Moon Base 1 and the LTV delivery are not the only lunar missions in which Blue Origin plays an important role. For example, the company’s second Mark 1 owner is tasked with delivering NASA’s VIPER rover to the lunar surface in late 2027.
Blue Origin is also working on the Blue Moon Mark 2 lunar probe that could carry future Artemis crews to the lunar surface. NASA intends to test Mark 2 and/or SpaceX’s Starship-based lunar lander next year in low Earth orbit during the Artemis 3 mission.

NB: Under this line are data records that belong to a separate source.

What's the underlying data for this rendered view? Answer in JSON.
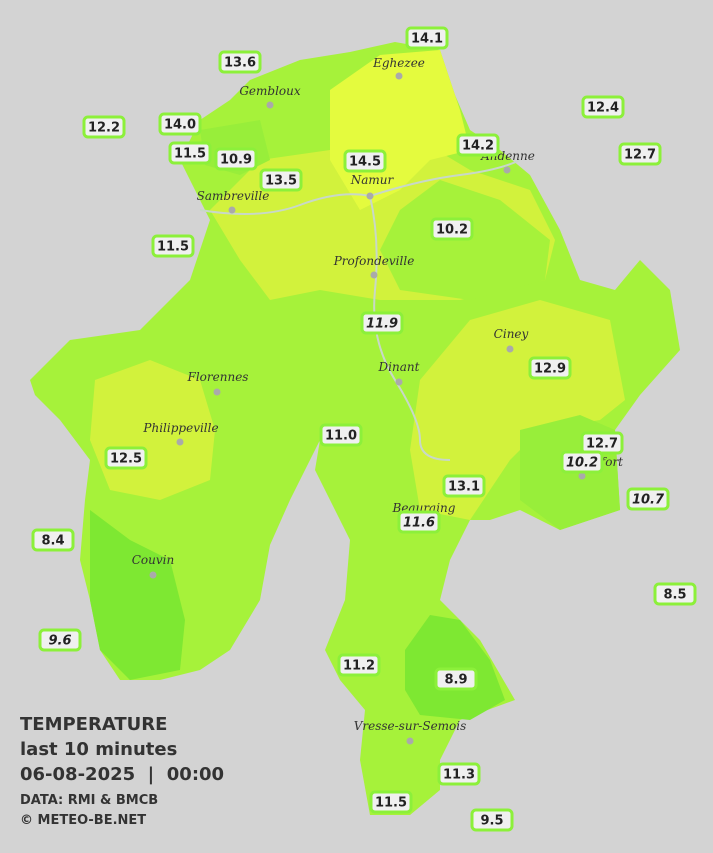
{
  "map": {
    "legend": {
      "title": "TEMPERATURE",
      "period": "last 10 minutes",
      "datetime": "06-08-2025  |  00:00",
      "source": "DATA: RMI & BMCB",
      "copyright": "© METEO-BE.NET"
    },
    "cities": [
      "Eghezee",
      "Gembloux",
      "Andenne",
      "Namur",
      "Sambreville",
      "Profondeville",
      "Ciney",
      "Florennes",
      "Dinant",
      "Philippeville",
      "Rochefort",
      "Beauraing",
      "Couvin",
      "Vresse-sur-Semois"
    ],
    "stations": [
      {
        "value": "14.1"
      },
      {
        "value": "13.6"
      },
      {
        "value": "12.2"
      },
      {
        "value": "14.0"
      },
      {
        "value": "12.4"
      },
      {
        "value": "11.5"
      },
      {
        "value": "10.9"
      },
      {
        "value": "14.5"
      },
      {
        "value": "14.2"
      },
      {
        "value": "12.7"
      },
      {
        "value": "13.5"
      },
      {
        "value": "10.2"
      },
      {
        "value": "11.5"
      },
      {
        "value": "11.9",
        "italic": true
      },
      {
        "value": "12.9"
      },
      {
        "value": "11.0"
      },
      {
        "value": "12.7"
      },
      {
        "value": "10.2",
        "italic": true
      },
      {
        "value": "12.5"
      },
      {
        "value": "13.1"
      },
      {
        "value": "10.7",
        "italic": true
      },
      {
        "value": "11.6",
        "italic": true
      },
      {
        "value": "8.4"
      },
      {
        "value": "8.5"
      },
      {
        "value": "9.6",
        "italic": true
      },
      {
        "value": "11.2"
      },
      {
        "value": "8.9"
      },
      {
        "value": "11.3"
      },
      {
        "value": "11.5"
      },
      {
        "value": "9.5"
      }
    ]
  }
}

“We’re already making significant progress with both Blue Origin and SpaceX on their lander concepts,” said Lori Glaze, associate director of NASA’s Human Spaceflight Mission Directorate. “There are a lot of commercial studies going on right now, to make sure we have the right equipment designs and the right targets for those.”

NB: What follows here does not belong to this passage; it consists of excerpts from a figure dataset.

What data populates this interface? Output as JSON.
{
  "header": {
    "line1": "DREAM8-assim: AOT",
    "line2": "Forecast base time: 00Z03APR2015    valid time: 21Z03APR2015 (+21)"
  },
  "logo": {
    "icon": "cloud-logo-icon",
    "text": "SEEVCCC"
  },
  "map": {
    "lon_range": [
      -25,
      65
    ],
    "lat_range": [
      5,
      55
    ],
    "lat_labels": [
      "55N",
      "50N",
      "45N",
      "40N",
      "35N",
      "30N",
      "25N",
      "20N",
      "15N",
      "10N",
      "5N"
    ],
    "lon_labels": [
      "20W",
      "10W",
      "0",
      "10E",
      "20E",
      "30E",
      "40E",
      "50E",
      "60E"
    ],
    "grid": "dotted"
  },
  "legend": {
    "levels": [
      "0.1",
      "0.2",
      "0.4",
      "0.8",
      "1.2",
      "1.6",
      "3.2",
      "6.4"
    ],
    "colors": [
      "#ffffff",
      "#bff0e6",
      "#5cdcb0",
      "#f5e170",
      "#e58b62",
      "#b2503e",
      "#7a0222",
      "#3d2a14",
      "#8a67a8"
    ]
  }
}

Isaacman said NASA’s strategy calls for “using the NASA playbook from the 1960s, figuring out what works and what doesn’t in this survival science.”
The announcements made today focus on the first phase of NASA’s Moon Base program, which aims to establish reliable access to the lunar surface and demonstrate resources in the south polar region, where important reserves of water ice are thought to exist.
The second phase of the project, scheduled for the period 2029-2032, calls for the establishment of the operational infrastructure of the moon, including energy resources that rely on solar or nuclear energy. During the third phase, NASA and its partners will establish a permanent base.
“We envision a moon base of hundreds of square miles, with different assets building up to the goal of a permanent moon presence,” Garcia-Galan said.
Isaacman said “there are a lot of good things that will come from having an army on the moon,” with the ability to prepare for long-distance missions topping his list.
“There will be scientific discoveries,” he said. “Let’s take land rovers with radio telescopes to go to the side of the moon. Let’s wake up the orbital economy. These are all things that would be nice to have and accomplish on the way, but really it’s to have a place where we can work with water ice and develop capabilities where we’re going next, which is Mars. … Mars one day.”